Em seguir foram lançados Labirinto de paixões (1982), Maus Hábitos (1983), O que eu fiz para merecer isso (1984), Trailer para amantes do proibido - não lançado no Brasil (1985), Matador (1986) e Lei do desejo (1987). Estas obras compreendem aquela que os analistas denominam de primeira fase do cineasta, que coincide com a época da La Movida madrilenha (movimento contra-cultural da Espanha pós-franquista).
A segunda fase de produção de Almodóvar, consiste no período de consagração internacional do cineasta e que iniciou em 1988.

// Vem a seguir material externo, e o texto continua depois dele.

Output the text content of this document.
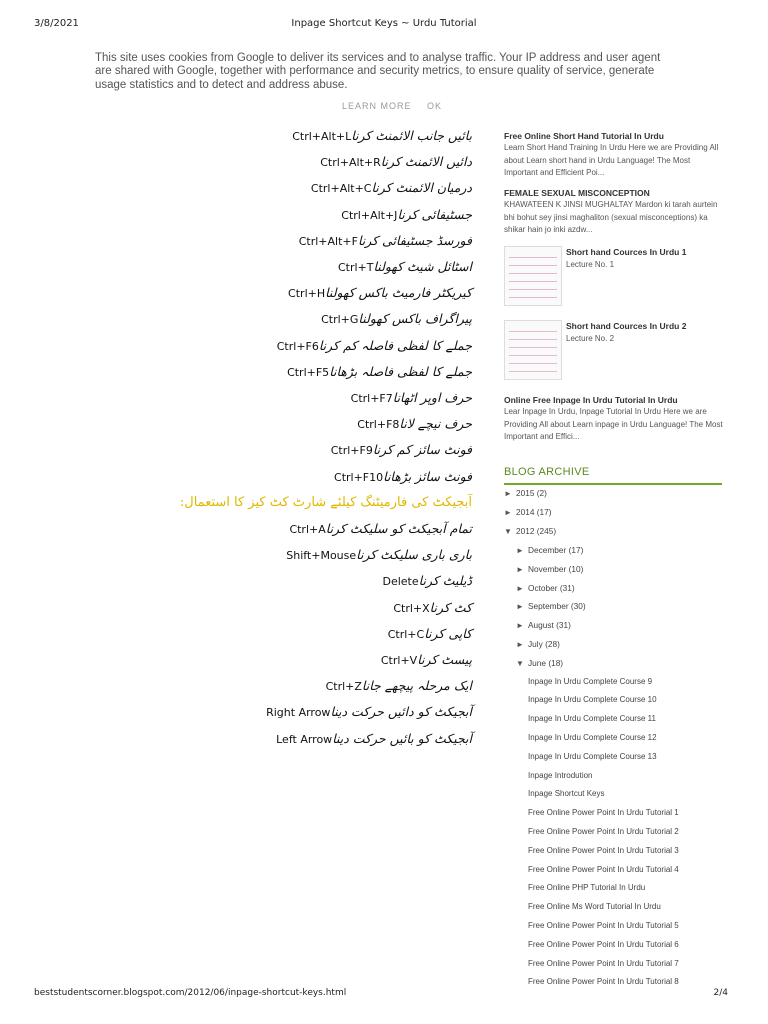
3/8/2021	Inpage Shortcut Keys ~ Urdu Tutorial
This site uses cookies from Google to deliver its services and to analyse traffic. Your IP address and user agent are shared with Google, together with performance and security metrics, to ensure quality of service, generate usage statistics and to detect and address abuse.
LEARN MORE OK
بائیں جانب الائمنٹ کرناCtrl+Alt+L
دائیں الائمنٹ کرناCtrl+Alt+R
درمیان الائمنٹ کرناCtrl+Alt+C
جسٹیفائی کرناCtrl+Alt+J
فورسڈ جسٹیفائی کرناCtrl+Alt+F
اسٹائل شیٹ کھولناCtrl+T
کیریکٹر فارمیٹ باکس کھولناCtrl+H
پیراگراف باکس کھولناCtrl+G
جملے کا لفظی فاصلہ کم کرناCtrl+F6
جملے کا لفظی فاصلہ بڑھاناCtrl+F5
حرف اوپر اٹھاناCtrl+F7
حرف نیچے لاناCtrl+F8
فونٹ سائز کم کرناCtrl+F9
فونٹ سائز بڑھاناCtrl+F10
آبجیکٹ کی فارمیٹنگ کیلئے شارٹ کٹ کیز کا استعمال:
تمام آبجیکٹ کو سلیکٹ کرناCtrl+A
باری باری سلیکٹ کرناShift+Mouse
ڈیلیٹ کرناDelete
کٹ کرناCtrl+X
کاپی کرناCtrl+C
پیسٹ کرناCtrl+V
ایک مرحلہ پیچھے جاناCtrl+Z
آبجیکٹ کو دائیں حرکت دیناRight Arrow
آبجیکٹ کو بائیں حرکت دیناLeft Arrow
Free Online Short Hand Tutorial In Urdu
Learn Short Hand Training In Urdu Here we are Providing All about Learn short hand in Urdu Language! The Most Important and Efficient Poi...
FEMALE SEXUAL MISCONCEPTION
KHAWATEEN K JINSI MUGHALTAY Mardon ki tarah aurtein bhi bohut sey jinsi maghaliton (sexual misconceptions) ka shikar hain jo inki azdw...
Short hand Cources In Urdu 1
Lecture No. 1
Short hand Cources In Urdu 2
Lecture No. 2
Online Free Inpage In Urdu Tutorial In Urdu
Lear Inpage In Urdu, Inpage Tutorial In Urdu Here we are Providing All about Learn inpage in Urdu Language! The Most Important and Effici...
BLOG ARCHIVE
► 2015 (2)
► 2014 (17)
▼ 2012 (245)
► December (17)
► November (10)
► October (31)
► September (30)
► August (31)
► July (28)
▼ June (18)
Inpage In Urdu Complete Course 9
Inpage In Urdu Complete Course 10
Inpage In Urdu Complete Course 11
Inpage In Urdu Complete Course 12
Inpage In Urdu Complete Course 13
Inpage Introdution
Inpage Shortcut Keys
Free Online Power Point In Urdu Tutorial 1
Free Online Power Point In Urdu Tutorial 2
Free Online Power Point In Urdu Tutorial 3
Free Online Power Point In Urdu Tutorial 4
Free Online PHP Tutorial In Urdu
Free Online Ms Word Tutorial In Urdu
Free Online Power Point In Urdu Tutorial 5
Free Online Power Point In Urdu Tutorial 6
Free Online Power Point In Urdu Tutorial 7
Free Online Power Point In Urdu Tutorial 8
beststudentscorner.blogspot.com/2012/06/inpage-shortcut-keys.html	2/4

Em 1988 Almodóvar lançou a comédia dramática Mulheres a beira de um ataque de nervos, seu primeiro grande sucesso internacional.
Em seguida o cineasta lançou ¡Átame! (1990), um suspense romântico que rompeu com a tática almodovariana de utilizar vários contextos em um enredo e fixou somente no cenário proposto. A obra foi seguida por De salto alto (1991), Kika (1993) e A flor do meu segredo (1995).
Em 1997 iniciou a terceira fase da carreira de Almodóvar, período em que compreende as obras-primas do cineasta, onde ele alcançou o êxtase produtivo.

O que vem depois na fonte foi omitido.